Serrano convenció a Franco de la necesidad de sustituir a la nueva Junta por un verdadero gobierno organizado en ministerios, negociando con su cuñado la composición del mismo, que incluía a falangistas, monárquicos alfonsinos, un carlista, militares y técnicos. Logró además que Nicolás Franco fuera apartado del gobierno y enviado de embajador a Lisboa. Entró a formar parte, pues, del primer gobierno franquista en enero de 1938, como ministro del Interior, asumiendo en diciembre del mismo año la cartera de Gobernación, resultado de la fusión de Interior y Orden Público. Entre sus cometidos se encontraba la represión interna, el control de los medios de comunicación y la propaganda, pero también la beneficencia y la reconstrucción.

Fue autor principal del Fuero del Trabajo, promulgado el 9 de marzo de 1938, que sería la primera de las Leyes Fundamentales que constituirían el Estado franquista. El fuero regía la convivencia laboral entre los españoles, inspirándose en la Carta di Lavoro italiana de 1927. También promulgó la Ley de Prensa e Imprenta (derogada por Manuel Fraga en 1966), que sometía a la censura previa a todos los medios de comunicación nacionales. Asimismo se creó aquel año el organismo «Regiones Devastadas» (2 de marzo), para la reconstrucción de las ciudades y pueblos dañados por la lucha, y la ONCE (13 de diciembre).

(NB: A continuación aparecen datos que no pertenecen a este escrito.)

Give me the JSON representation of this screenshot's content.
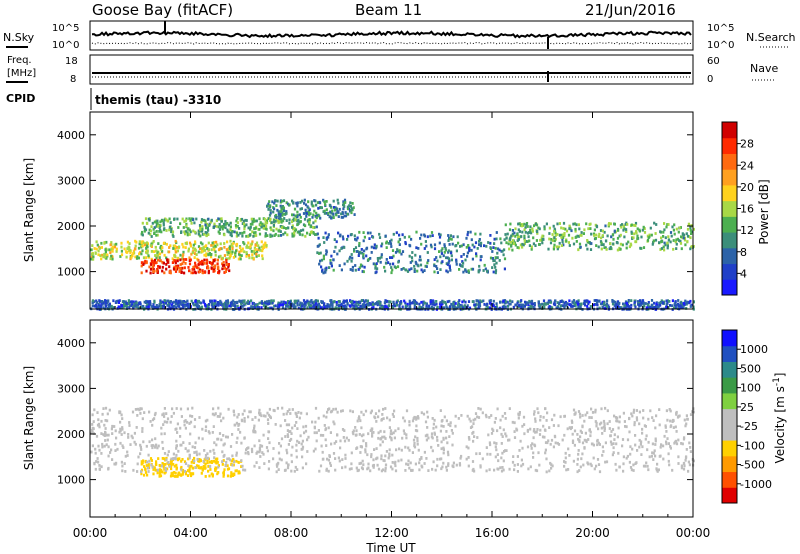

El cénit de su carrera[editar]

Terminada la Guerra Civil, Franco decide cambiar el Gobierno el 9 de agosto de 1939, correspondiendo a Juan Luis Beigbeder Atienza, hasta ese momento Alto Comisario del Protectorado Español de Marruecos, la cartera de Asuntos Exteriores. No obstante, poco más de un año después, el 16 de octubre de 1940, Beigbeder fue sustituido por el propio Serrano Suñer, por la clara posición germanófila de éste último. Suñer también consiguió rehacer los estatutos de la Falange Española Tradicionalista y de las JONS, otorgando la mayor parte del poder político de la organización a un cargo de nuevo cuño —el presidente de la Junta Política— en detrimento del cargo de Secretario General; él mismo sería nombrado para dicho nuevo cargo el 9 de agosto.[14] El estallido de la Segunda Guerra Mundial y la fulgurante sucesión de victorias de las fuerzas del Eje, sumados a la fama y la preponderancia de Serrano Suñer, principal valedor de la germanofilia en el gobierno, hizo que la alianza con la Alemania nazi llegara a su punto culminante en los primeros años de la guerra.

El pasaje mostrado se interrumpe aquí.